In quel momento ho avvertito l'esigenza di un cambiamento. Il settore in cui ormai lavoravo da diversi anni non mi dava più stimoli e così ho deciso di lanciarmi nel mondo della ristorazione. Proprio in quel periodo, infatti, mio fratello si stava aprendo con un altro ragazzo di Noci un ristorante in pieno centro di Lussemburgo e io ho colto al volo l'occasione iniziando a lavorare con loro. Oggi mi ritengo pienamente soddisfatto della decisione presa anni fa, in quanto questo lavoro mi ha dato la possibilità di conoscere tante persone e soprattutto di fare una nuova esperienza.

Nella tua presentazione hai dichiarato di tornare molto spesso a Noci per rivedere la tua famiglia e i tuoi amici.
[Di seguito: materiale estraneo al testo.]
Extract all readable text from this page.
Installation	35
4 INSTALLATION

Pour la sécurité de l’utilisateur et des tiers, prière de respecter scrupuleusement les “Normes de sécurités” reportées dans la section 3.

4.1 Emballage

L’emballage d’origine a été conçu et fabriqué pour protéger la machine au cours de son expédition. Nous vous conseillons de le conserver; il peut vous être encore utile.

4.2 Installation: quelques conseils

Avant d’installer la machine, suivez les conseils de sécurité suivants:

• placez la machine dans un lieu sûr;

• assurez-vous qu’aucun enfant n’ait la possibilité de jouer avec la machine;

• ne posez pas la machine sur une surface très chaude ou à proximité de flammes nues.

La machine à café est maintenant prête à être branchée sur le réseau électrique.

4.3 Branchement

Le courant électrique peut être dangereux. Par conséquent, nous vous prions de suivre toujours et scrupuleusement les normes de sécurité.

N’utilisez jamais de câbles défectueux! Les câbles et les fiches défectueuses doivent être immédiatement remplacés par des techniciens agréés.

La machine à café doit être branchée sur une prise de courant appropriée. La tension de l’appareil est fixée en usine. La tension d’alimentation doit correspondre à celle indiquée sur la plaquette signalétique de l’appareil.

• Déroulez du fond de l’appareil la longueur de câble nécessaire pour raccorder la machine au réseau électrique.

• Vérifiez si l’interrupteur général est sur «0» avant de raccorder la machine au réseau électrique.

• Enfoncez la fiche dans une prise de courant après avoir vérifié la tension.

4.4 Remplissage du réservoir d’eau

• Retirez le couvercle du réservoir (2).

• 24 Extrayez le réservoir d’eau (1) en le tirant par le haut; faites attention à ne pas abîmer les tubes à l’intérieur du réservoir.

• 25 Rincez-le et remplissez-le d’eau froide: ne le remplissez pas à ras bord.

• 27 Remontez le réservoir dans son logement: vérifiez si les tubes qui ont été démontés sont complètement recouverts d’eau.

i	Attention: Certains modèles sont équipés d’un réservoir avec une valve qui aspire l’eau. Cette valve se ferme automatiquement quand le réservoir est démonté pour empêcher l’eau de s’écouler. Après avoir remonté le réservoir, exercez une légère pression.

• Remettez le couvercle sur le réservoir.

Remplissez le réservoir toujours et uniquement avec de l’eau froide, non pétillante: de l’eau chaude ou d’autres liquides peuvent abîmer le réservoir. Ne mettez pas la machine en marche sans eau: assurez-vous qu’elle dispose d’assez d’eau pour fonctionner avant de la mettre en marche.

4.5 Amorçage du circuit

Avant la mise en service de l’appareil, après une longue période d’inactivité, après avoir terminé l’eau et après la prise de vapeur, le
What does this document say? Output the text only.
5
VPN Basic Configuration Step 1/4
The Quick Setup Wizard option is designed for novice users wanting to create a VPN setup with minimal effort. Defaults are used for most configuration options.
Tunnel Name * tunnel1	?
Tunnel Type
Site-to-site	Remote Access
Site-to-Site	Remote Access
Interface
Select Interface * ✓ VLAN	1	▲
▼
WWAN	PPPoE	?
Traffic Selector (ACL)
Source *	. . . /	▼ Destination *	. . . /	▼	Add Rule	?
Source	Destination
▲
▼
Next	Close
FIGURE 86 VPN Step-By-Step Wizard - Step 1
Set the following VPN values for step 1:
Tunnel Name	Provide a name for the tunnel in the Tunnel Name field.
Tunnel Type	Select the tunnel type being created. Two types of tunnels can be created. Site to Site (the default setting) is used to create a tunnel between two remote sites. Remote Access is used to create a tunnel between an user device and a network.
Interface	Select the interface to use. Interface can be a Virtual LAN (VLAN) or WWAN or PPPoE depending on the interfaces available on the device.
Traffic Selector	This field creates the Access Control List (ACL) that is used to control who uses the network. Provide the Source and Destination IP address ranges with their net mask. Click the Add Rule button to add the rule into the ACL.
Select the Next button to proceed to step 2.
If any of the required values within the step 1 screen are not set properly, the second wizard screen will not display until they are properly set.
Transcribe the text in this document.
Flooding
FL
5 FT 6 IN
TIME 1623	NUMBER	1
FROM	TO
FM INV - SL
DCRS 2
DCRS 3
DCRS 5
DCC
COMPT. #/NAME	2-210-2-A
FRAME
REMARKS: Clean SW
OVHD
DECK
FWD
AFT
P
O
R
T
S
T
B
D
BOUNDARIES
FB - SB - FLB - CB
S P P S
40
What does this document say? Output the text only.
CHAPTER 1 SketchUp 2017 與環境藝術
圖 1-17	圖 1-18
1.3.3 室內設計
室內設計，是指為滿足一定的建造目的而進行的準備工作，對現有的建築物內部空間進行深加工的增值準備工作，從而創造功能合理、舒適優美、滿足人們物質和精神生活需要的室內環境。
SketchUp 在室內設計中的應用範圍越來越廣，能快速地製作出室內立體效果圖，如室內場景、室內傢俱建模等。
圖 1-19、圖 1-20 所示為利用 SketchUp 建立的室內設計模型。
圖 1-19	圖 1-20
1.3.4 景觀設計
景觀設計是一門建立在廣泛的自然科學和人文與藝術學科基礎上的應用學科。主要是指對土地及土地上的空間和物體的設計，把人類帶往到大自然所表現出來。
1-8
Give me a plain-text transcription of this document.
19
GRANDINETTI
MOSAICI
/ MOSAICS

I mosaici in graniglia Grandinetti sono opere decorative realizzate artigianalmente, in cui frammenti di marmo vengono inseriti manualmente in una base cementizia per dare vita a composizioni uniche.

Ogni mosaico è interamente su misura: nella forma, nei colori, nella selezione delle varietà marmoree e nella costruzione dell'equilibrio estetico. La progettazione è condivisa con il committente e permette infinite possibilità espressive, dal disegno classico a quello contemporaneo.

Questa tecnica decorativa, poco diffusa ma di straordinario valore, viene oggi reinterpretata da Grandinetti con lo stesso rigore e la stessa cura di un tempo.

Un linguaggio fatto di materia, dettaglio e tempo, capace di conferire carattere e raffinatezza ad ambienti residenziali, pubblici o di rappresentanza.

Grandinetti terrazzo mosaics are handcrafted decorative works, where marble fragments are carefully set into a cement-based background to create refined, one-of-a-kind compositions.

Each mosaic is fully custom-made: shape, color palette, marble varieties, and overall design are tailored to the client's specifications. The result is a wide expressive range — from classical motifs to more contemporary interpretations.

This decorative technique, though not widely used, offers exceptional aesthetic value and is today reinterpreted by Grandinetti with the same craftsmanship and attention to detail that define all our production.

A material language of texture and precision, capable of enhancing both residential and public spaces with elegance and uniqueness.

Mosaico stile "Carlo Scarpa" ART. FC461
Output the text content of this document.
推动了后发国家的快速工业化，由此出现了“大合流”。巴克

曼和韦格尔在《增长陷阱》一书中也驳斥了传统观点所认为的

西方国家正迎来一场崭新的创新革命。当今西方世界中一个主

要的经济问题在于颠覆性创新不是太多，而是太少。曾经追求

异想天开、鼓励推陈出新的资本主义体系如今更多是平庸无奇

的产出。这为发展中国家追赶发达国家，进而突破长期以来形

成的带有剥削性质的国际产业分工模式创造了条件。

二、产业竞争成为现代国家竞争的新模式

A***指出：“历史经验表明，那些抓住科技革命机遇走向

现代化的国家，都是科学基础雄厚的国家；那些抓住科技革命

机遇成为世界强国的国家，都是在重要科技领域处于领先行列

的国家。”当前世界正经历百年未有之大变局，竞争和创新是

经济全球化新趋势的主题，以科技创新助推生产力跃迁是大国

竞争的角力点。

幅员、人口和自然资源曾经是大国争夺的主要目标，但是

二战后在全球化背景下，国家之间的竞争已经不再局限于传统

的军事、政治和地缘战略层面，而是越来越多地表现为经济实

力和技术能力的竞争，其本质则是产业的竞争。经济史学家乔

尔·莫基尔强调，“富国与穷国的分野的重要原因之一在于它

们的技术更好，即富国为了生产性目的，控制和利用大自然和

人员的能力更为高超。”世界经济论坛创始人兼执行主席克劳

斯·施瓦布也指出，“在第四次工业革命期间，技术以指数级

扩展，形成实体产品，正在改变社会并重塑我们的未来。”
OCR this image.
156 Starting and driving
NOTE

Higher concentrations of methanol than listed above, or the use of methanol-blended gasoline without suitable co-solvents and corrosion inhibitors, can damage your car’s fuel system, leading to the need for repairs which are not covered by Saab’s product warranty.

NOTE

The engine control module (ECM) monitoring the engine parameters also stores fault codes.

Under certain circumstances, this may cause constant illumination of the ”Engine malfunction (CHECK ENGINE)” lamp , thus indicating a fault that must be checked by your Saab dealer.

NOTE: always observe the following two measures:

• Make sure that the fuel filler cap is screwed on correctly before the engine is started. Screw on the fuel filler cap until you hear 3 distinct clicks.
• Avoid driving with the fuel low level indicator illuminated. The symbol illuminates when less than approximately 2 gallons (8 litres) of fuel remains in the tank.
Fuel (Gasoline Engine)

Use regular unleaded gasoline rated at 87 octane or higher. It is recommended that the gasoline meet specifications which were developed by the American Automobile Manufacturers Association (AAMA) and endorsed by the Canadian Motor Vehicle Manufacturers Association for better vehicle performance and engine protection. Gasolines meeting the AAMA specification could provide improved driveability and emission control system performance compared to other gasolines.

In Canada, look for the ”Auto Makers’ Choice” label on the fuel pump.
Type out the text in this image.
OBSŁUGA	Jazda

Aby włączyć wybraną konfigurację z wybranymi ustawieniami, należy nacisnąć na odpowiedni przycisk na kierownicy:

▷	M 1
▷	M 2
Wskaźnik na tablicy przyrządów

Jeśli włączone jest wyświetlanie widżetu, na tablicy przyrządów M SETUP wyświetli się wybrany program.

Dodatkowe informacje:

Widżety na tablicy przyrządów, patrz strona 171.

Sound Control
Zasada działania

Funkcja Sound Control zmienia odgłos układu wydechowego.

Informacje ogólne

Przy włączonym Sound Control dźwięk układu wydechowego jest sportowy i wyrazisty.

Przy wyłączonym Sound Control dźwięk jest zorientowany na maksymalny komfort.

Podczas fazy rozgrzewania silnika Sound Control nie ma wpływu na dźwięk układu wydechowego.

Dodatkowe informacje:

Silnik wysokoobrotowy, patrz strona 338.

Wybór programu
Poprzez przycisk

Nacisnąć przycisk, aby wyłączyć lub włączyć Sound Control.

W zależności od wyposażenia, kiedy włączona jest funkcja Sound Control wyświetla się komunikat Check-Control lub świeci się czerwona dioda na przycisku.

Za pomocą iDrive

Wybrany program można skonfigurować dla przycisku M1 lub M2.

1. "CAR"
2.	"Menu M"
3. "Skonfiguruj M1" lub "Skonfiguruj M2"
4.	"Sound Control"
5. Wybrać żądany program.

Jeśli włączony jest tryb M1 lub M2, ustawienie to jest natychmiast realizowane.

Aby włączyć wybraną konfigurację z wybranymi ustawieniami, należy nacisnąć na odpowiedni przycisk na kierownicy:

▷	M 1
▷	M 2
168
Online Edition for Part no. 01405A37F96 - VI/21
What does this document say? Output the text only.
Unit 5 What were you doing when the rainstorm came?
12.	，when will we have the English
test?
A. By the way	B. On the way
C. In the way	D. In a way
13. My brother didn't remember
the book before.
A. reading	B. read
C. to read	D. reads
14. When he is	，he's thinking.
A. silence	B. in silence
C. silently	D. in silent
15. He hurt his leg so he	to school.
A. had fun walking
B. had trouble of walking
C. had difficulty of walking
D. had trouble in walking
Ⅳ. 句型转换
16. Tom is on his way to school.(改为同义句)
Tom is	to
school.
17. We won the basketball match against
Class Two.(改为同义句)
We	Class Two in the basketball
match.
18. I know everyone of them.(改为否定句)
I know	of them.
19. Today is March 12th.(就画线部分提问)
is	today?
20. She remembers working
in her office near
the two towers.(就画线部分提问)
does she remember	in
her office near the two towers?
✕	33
Sotto il profilo professionale, invece, non rimpiangi la scelta fatta ormai 8 anni fa. Avendo avuto l'opportunità di lavorare a Noci, quali differenze hai riscontrato tra queste due realtà lavorative?

Le differenze che ho riscontrato sono state diverse. Principalmente ho constatato una maggiore tutela del lavoratore: sin dal primo giorno sono stato assicurato e questo mi consentirà di poter usufruire in futuro della pensione che mi spetta. Inoltre, sono rimasto molto colpito dalla serietà con i cui i miei titolari guardano al mondo del lavoro. Noci dal punto di vista professionale resta una realtà con scarse possibilità di realizzazione per l'insufficienza di posti di lavoro a disposizione di noi giovani. Ancora oggi, infatti, molti miei amici che sono rimasti nel nostro paese d'origine non hanno trovato un lavoro.

Se ti fosse ancora una volta concessa la possibilità di tornare a Noci, accetteresti di stare più vicino alla tua famiglia, anche se questo potrebbe comportare un nuovo cambio di percorso lavorativo?

Credo che difficilmente prenderei in considerazione l'idea di tornare a Noci per lavoro, a meno che non sia costretto a farlo per ragioni realmente serie o gravi.

Attualmente, dopo i tuoi studi e dopo aver lavorato in diversi settori, credi di poter affermare di aver trovato la tua strada e la tua stabilità professionale?

Dopo anni di lavoro in settori differenti e dopo aver trovato la mia sistemazione qui a Lussemburgo, posso dire di aver trovato la mia stabilità professionale nel mondo della ristorazione. Nonostante questo non posso escludere a priori la possibilità di nuovi cambiamenti: non si può mai sapere cosa ci riserva la vita!